Show using the elementary properties of addition and multiplication why \((x+3)(x-1)=x^2+2x-3\text{.}\)

3

A student made a mistake writing \(\displaystyle \frac{3x+1}{x} = \frac{3+1}{1} = 4\text{.}\) What did the student do? Why was it incorrect?

4

A student made a mistake writing \(\displaystyle x \cdot \frac{2x+1}{x+3} = \frac{2x^2+x}{x^2+3x}\text{.}\) What did the student do?

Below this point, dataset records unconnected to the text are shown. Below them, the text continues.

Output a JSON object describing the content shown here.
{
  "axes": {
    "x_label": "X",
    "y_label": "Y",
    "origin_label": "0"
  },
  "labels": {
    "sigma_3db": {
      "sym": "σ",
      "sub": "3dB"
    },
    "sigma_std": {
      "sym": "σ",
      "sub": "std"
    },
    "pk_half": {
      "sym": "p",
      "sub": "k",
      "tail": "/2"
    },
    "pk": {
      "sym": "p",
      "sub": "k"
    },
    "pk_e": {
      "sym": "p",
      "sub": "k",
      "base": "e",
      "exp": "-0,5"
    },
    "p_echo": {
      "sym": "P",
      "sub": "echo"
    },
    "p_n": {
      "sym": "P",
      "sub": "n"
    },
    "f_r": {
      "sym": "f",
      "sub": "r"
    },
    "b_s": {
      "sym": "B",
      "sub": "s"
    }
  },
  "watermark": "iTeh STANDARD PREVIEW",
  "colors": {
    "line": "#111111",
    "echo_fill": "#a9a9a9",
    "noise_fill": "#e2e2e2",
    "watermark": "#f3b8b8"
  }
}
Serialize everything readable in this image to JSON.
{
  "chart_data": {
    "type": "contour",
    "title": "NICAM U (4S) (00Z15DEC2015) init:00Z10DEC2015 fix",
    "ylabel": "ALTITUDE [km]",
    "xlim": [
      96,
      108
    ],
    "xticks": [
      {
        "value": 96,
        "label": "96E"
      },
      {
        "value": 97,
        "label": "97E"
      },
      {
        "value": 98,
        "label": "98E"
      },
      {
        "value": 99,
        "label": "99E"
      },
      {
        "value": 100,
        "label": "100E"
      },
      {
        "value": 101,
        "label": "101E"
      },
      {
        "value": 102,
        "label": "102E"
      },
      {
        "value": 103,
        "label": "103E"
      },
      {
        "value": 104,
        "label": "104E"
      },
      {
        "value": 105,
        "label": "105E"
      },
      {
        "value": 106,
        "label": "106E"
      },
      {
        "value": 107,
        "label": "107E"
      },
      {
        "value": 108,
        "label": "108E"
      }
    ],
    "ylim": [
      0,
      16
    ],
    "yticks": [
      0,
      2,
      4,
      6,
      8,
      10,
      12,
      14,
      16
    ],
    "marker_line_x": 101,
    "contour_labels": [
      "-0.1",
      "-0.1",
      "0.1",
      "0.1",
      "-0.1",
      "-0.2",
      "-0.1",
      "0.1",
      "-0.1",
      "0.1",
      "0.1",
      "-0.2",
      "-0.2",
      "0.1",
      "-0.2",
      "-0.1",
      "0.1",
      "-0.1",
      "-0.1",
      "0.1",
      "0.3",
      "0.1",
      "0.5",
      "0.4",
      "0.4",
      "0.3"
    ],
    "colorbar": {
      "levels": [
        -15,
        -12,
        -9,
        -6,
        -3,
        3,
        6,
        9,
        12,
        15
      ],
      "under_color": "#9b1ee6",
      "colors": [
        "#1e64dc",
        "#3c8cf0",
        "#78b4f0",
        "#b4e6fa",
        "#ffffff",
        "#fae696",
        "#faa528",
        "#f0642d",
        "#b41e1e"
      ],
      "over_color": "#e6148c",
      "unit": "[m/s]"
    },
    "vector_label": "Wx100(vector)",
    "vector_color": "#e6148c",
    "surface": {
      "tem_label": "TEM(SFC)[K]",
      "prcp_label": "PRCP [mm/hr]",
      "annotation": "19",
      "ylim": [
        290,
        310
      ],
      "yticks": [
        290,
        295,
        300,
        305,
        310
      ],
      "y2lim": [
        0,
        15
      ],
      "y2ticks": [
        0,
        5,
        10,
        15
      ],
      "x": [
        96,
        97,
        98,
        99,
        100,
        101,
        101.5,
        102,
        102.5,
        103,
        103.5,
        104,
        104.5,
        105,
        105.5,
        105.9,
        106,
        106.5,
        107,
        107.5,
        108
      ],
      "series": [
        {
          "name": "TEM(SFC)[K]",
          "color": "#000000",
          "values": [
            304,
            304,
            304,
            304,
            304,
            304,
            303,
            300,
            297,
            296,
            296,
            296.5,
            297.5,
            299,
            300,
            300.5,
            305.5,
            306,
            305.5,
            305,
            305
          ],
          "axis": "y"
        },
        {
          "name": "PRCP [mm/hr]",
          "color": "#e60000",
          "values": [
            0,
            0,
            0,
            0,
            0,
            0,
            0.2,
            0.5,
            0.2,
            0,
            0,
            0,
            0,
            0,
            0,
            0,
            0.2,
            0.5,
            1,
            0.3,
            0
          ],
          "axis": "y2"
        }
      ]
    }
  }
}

Why was it incorrect?

Rewrite each of the following expressions as an equivalent sum instead of as a product.

5

\(4(x+3)\)

6

\(3(x-2)(x+4)\)

7

\((x-1)(x-2)(x-3)\)

Rewrite each of the following expressions as an equivalent factored expression.

8

\(3x-15\)

9

\(4x^2-6x\)

10

\(x^2-5x-14\)

11

\(5x^2-8x+3\)

12

\(5x^2-8x+3\)

Without solving the equation, which of the following values are in the solution set?

13

\(x^2-2x = x+4\)

  1. \(x=-2\)
  2. \(x=-1\)
  3. \(x=0\)
  4. \(x=1\)
  5. \(x=2\)
14

\(z^3-5z = 2z^2-6\)

  1. \(z=-2\)
  2. \(z=-1\)
  3. \(z=0\)
  4. \(z=1\)
  5. \(z=2\)

Find the solution set for each equation.

15

\(3t+5 = t-2\)

16

\(\displaystyle \frac{4u}{u+5} = 3\)

17

\(x^2-2x = x+4\)

18

\(y^2-y = y+5\)

19

\(p^2-1 = 3(p-2)\)

20

\(z^3-5z = 2z^2-6\)

21

\(\displaystyle \frac{2x^2+3x}{x+1} = 2x\)

22

\(\displaystyle \frac{4x^2-5x}{x-2} = 4x+3\)

Find the solutions to the system of equations.

23

\(3x+2y=15\) and \(y=3\text{.}\)

24

\(2x-5y=7\) and \(x+2y=9\text{.}\)

25

\(x^2-y=4x\) and \(2x+y=3\text{.}\)

26

Is it possible to enclose an area of 25 m2 using a rectangle with perimeter of 25 m? If so, how?

27

Is it possible to enclose an area of 50 m2 in two congruent rectangles that share an edge such that the total length of edges is 40 m (counting the shared edge only once)? If so, how?